BS SCEs map to G4 motifs on transcribed strands

As transcription can promote the formation of G4 structures¹⁸ and G4s were shown to occur mainly in euchromatic regions of the genome³³, we hypothesized that BS SCEs occur at G4 motifs in transcribed genes. We therefore divided all genes into four categories based on (1) whether genes are active or silent and (2) the presence or absence of intragenic G4 motifs, and performed a separate SCE enrichment analysis for each category. We detected the strongest BS SCE enrichments in transcribed genes containing at least one G4 motif, whereas non-transcribed genes lacking G4 motifs did not show any significant SCE enrichment patterns (Fig. 2c–f). This points to a synergistic effect of transcriptional activity and the presence of G4 motifs in genes on the enrichment of SCEs in BS cells.

Intragenic G4 motifs can occur either on the transcribed or non-transcribed strand (Fig. 3a) and it is believed that this G4 motif ‘strandedness’ affects how G4 structures influence gene expression³⁵. To assess whether G4 strandedness affects SCE formation, we separated all intragenic G4 motifs into different categories based on strandedness and transcriptional status of the gene, and performed SCE enrichment analysis for these locations. Although we found no evidence of SCE enrichments at intergenic G4 motifs (Fig. 3b), SCE are enriched at intragenic G4 motifs on both transcribed and non-transcribed strands (Fig. 3c, d). Furthermore, BS-specific SCE enrichments were higher on transcribed than on non-transcribed strands, this effect is even strongest for G4 motifs on active transcribed genes (Fig. 3e, f). Strikingly, no SCE enrichments were detected for either transcribed or non-transcribed strand G4 motif in silent genes (Fig. 3g, h). These results confirm the synergistic effect of transcriptional activity and the presence of a G4 motif as a trigger for SCE formation in BS cells.

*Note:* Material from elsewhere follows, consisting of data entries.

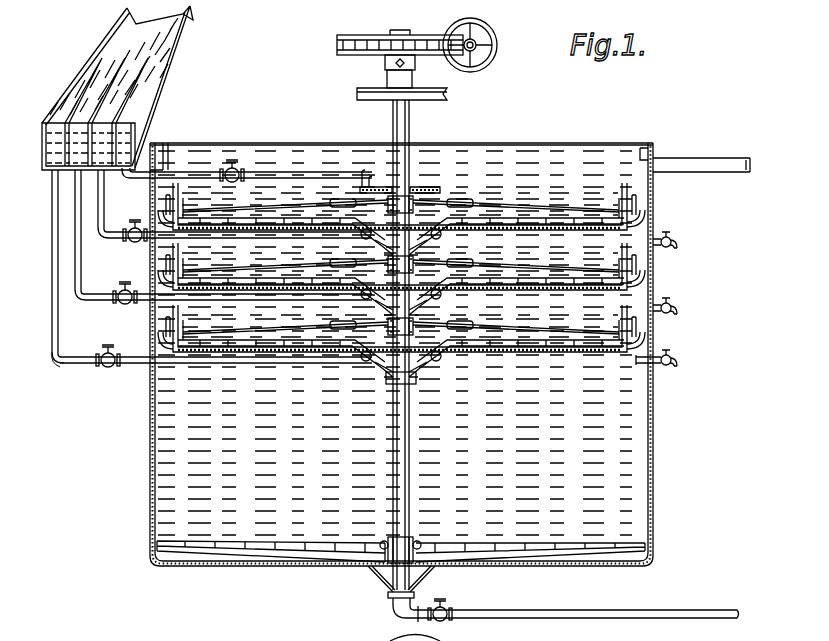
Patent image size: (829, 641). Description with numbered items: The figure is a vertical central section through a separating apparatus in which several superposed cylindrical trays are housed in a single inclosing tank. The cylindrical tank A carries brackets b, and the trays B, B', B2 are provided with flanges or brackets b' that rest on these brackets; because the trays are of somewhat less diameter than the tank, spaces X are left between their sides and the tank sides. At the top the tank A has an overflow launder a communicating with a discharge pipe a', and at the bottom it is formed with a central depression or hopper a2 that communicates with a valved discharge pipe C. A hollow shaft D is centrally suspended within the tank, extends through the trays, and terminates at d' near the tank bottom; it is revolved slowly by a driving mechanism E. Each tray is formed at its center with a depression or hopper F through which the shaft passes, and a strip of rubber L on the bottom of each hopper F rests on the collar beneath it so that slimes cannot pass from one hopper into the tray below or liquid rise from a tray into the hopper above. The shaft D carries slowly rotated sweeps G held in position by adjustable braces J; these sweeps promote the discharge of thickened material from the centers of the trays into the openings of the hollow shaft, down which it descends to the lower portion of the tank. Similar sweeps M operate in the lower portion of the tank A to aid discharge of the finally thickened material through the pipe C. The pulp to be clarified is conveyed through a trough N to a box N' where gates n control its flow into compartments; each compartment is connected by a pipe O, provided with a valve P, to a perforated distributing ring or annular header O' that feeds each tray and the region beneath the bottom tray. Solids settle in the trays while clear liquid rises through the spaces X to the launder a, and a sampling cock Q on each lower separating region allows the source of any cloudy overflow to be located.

The cylindrical tank A is at (655, 446).
The overflow launder a is at (658, 138).
The discharge pipe a' is at (701, 149).
The depression or hopper a2 is at (392, 596).
The tray B is at (400, 181).
The tray B' is at (400, 274).
The tray B2 is at (400, 336).
The brackets b is at (672, 350).
The flanges or brackets b' is at (681, 312).
The valved discharge pipe C is at (640, 608).
The hollow shaft D is at (411, 130).
The discharge point of hollow shaft d' is at (381, 582).
The driving mechanism E is at (350, 55).
The depression or hopper F is at (378, 366).
The sweeps G is at (272, 215).
The adjustable braces J is at (470, 264).
The strip of rubber L is at (418, 380).
The sweeps M is at (270, 552).
The trough N is at (117, 85).
The box N' is at (77, 126).
The gates n is at (150, 76).
The pipe O is at (212, 236).
The perforated distributing ring or annular header O' is at (443, 151).
The valve P is at (240, 170).
The sampling cock Q is at (678, 238).
The spaces X is at (634, 298).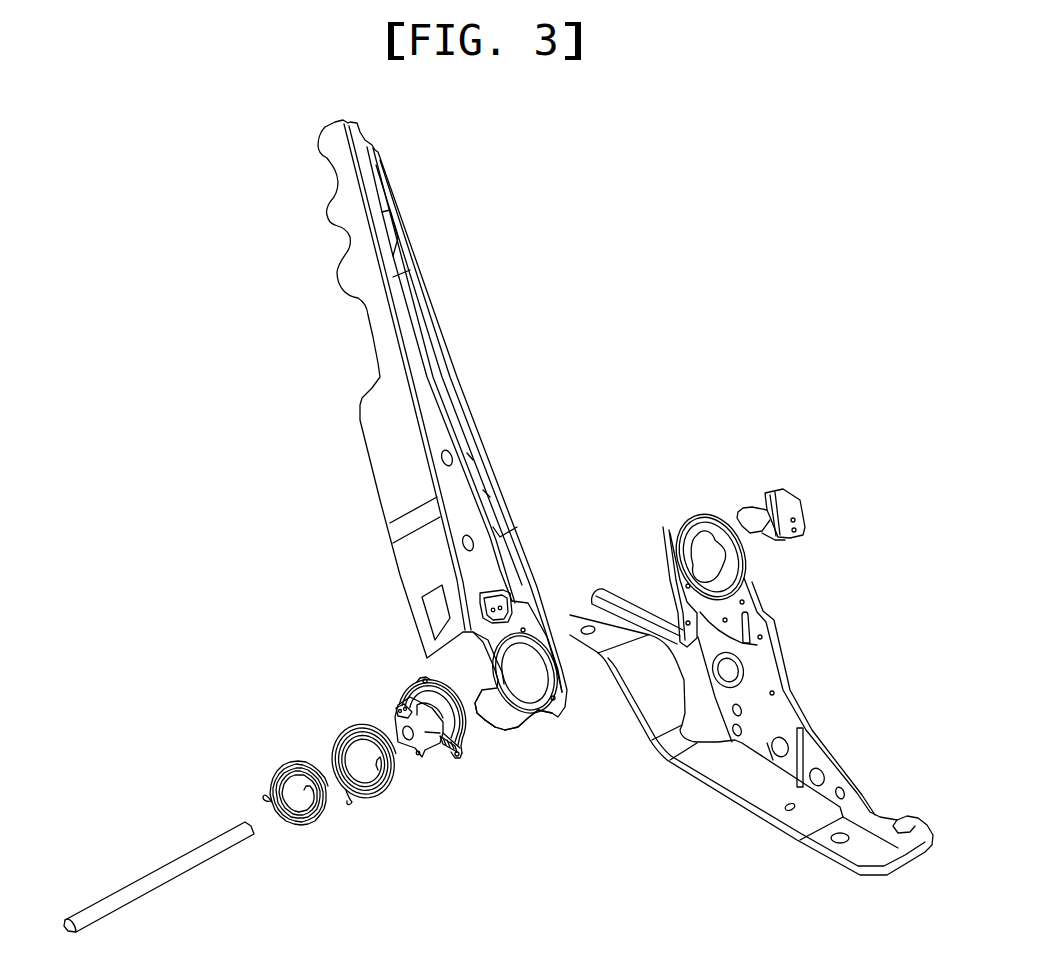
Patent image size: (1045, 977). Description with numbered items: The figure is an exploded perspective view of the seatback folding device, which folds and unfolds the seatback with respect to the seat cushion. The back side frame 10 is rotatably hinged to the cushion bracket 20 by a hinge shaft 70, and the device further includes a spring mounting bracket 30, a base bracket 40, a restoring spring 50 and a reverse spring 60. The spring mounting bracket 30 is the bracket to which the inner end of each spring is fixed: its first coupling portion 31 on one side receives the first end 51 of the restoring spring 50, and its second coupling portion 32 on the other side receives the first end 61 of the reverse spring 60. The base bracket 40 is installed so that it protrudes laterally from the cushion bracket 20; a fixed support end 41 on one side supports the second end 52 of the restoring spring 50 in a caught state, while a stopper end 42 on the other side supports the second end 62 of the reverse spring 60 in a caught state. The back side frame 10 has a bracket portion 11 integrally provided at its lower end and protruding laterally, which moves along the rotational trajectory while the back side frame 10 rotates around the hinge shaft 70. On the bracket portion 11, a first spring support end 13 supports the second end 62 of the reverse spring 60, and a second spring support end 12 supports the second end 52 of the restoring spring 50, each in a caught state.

The back side frame 10 is at (455, 365).
The bracket portion 11 is at (497, 714).
The second spring support end 12 is at (478, 704).
The first spring support end 13 is at (513, 713).
The cushion bracket 20 is at (757, 817).
The spring mounting bracket 30 is at (403, 680).
The first coupling portion 31 is at (405, 708).
The second coupling portion 32 is at (457, 748).
The base bracket 40 is at (764, 492).
The fixed support end 41 is at (752, 507).
The stopper end 42 is at (762, 533).
The restoring spring 50 is at (288, 820).
The first end 51 is at (290, 772).
The second end 52 is at (263, 795).
The reverse spring 60 is at (377, 807).
The first end 61 is at (377, 793).
The second end 62 is at (350, 801).
The hinge shaft 70 is at (127, 893).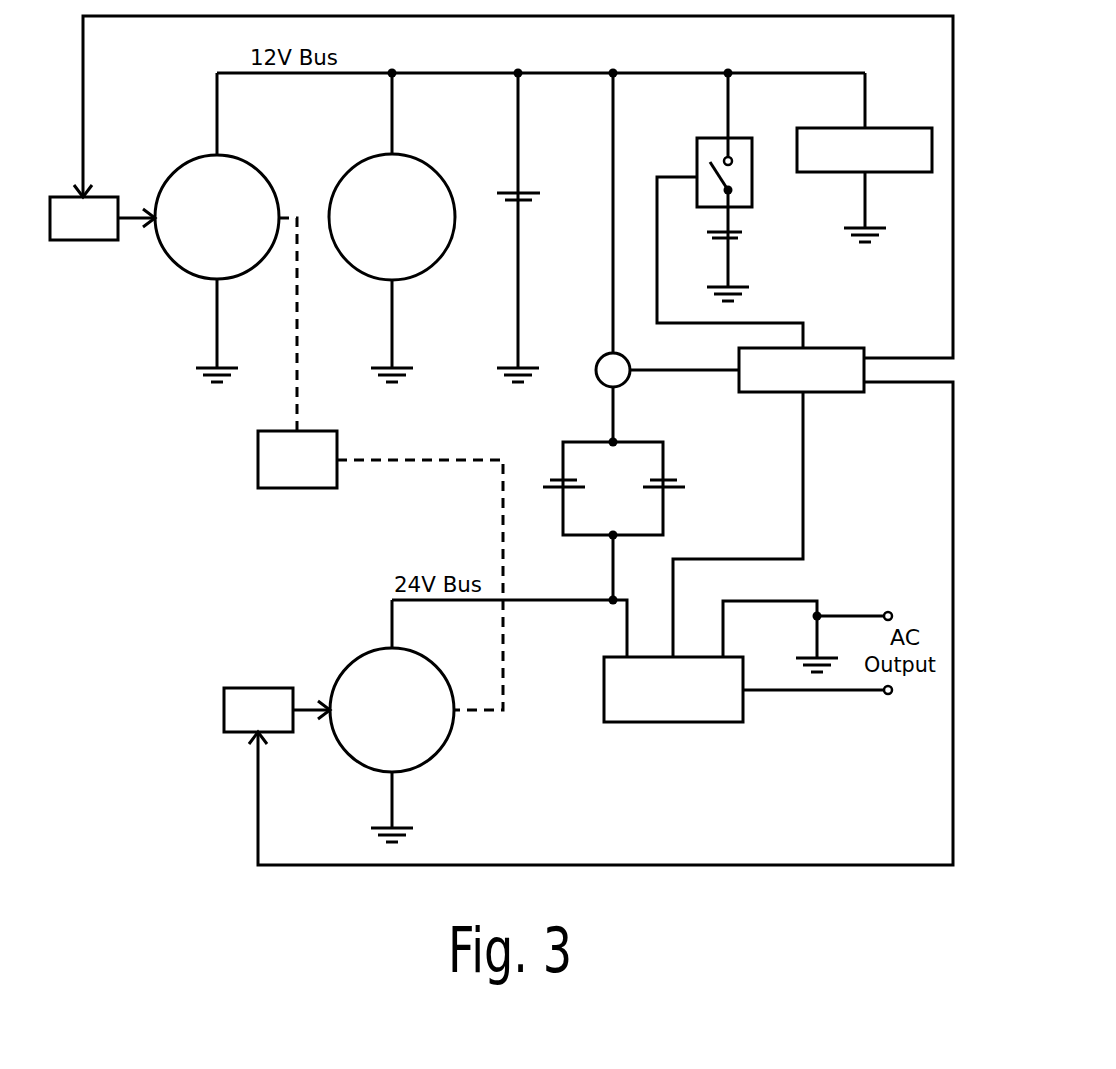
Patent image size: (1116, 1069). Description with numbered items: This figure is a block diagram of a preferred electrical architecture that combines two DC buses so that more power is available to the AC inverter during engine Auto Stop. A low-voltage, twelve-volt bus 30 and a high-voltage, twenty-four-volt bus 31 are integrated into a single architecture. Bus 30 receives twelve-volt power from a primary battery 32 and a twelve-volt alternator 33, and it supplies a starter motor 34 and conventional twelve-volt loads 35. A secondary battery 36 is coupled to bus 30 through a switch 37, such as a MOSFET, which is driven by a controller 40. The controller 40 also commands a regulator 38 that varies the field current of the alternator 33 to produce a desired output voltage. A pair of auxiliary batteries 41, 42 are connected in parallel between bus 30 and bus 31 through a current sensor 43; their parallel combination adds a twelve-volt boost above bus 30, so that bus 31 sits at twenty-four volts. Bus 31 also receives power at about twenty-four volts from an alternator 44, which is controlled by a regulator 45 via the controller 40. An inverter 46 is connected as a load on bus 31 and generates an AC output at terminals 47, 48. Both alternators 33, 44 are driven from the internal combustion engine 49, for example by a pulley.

The low-voltage bus 30 is at (553, 72).
The high-voltage bus 31 is at (558, 603).
The primary battery 32 is at (505, 193).
The 12V alternator 33 is at (178, 163).
The starter motor 34 is at (355, 165).
The 12-volt loads 35 is at (823, 128).
The secondary battery 36 is at (742, 230).
The switch 37 is at (705, 138).
The regulator 38 is at (65, 242).
The controller 40 is at (840, 348).
The auxiliary battery 41 is at (675, 490).
The auxiliary battery 42 is at (553, 490).
The current sensor 43 is at (597, 362).
The alternator 44 is at (445, 745).
The regulator 45 is at (272, 688).
The inverter 46 is at (715, 722).
The terminal 47 is at (890, 696).
The terminal 48 is at (886, 612).
The internal combustion engine 49 is at (258, 440).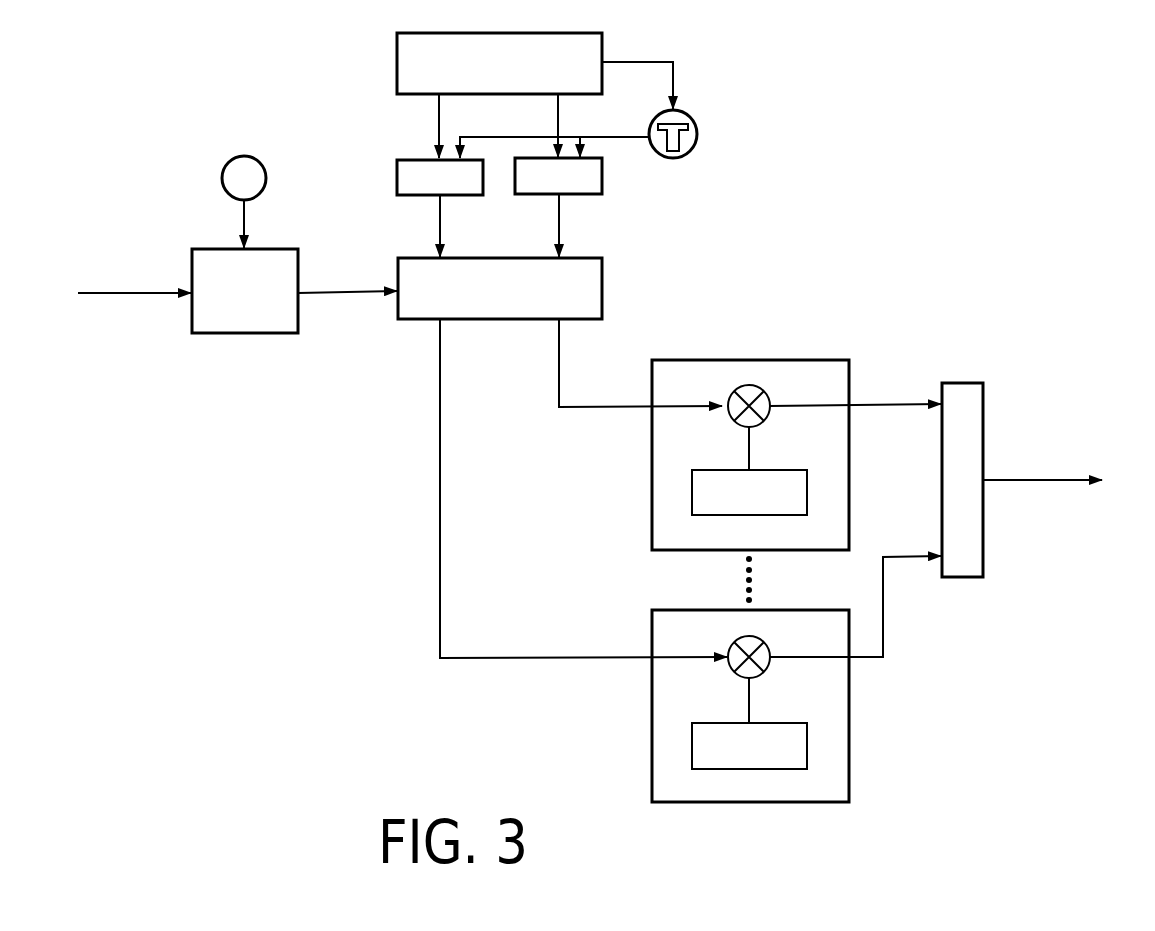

SCEs map to G4 motifs in both human and murine BLM^−/− cells

To confirm that the BS SCE enrichment patterns we detected in human cells are a direct result of BLM deficiency, we next generated Blm knockout cells in an F1 hybrid mouse embryonic stem (ES) cell line (129Sv-Cast/EiJ) by means of the Crispr/Cas9 technology. We used different combinations of two guide RNAs to generate loss-of-function mutants by deleting Blm exon 19, which is critical for Blm’s role in both Holliday junction resolution³⁶ and G4 unwinding³⁷. We selected three homozygous and one heterozygous clones with the desired deletions and characterized these deletions by Sanger sequencing (Supplementary Table 2), measured Blm mRNA expression levels by quantitative reverse-transcriptase PCR (qRT-PCR) (Supplementary Fig. 5a), and confirmed the elevated SCE rates by Strand-seq (Fig. 4a and Supplementary Fig. 5b, c). Interestingly, we detected intermediately high SCE rates in the Blm^+/− cells, even though previous studies reported that cells from heterozygous family members of BS patients display normal SCE levels^2,38. Similar to that for the human cells, SCEs in libraries made from the ES cells could be mapped at kilobase resolution (Supplementary Table 2).

Using the identified SCE regions, we performed the same analysis as described above for the human cell lines. As before, we generated RNA-seq data for each of ES cell clones to assess the effect of transcriptional activity and G4 strandedness on SCE enrichments. Although we did not detect any clear increased SCE enrichments in genes for the Blm mutant cell lines (Fig. 4b) or an effect of transcriptional activity (Supplementary Fig 5d, e), we did confirm that these cells display SCE enrichments at canonical and alternative G4 motifs (Fig. 4c and Supplementary Fig. 6a, b). We detected significant SCE enrichments at sites of intragenic G4 motifs occurring on both transcribed and non-transcribed strands in the absence of Blm (Supplementary Fig. 6c, d) and confirmed that SCE enrichments in absence of Blm are strongest at G4 motifs occurring on transcribed strands in active genes (Fig. 4d–g). As in the human cell lines, we found no SCE enrichments at sites of intergenic G4 motifs (Supplementary Fig. 6e).

The F1 hybrid ES cells we used to generate our Blm mutants contain over 20 million known heterozygous positions, including 72,660 canonical G4 motifs that only occur on one homolog (36,547 in the 129 Sv background, and 36,203 in the Cast/EiJ background). To find further evidence of a direct link between G4s and SCEs, we identified all observed SCE regions that overlap a single discordant G4 motif, and the homologs that these SCEs occurred on. We found that on average, 69% of informative SCEs in the Blm^−/− cell lines occurred on the same homolog as the G4 motifs, which is significantly different (p < 0.01) from the expected 50% if there was no causal relationship between G4 motifs and SCEs (Fig. 4h). No significant deviation from the expected 50/50 ratio was detected in the WT or the Blm^+/− cell lines. Combined, these results confirm that SCEs mainly form at G4 structures in absence of Blm and especially at those G4s present in the transcribed strands of active genes.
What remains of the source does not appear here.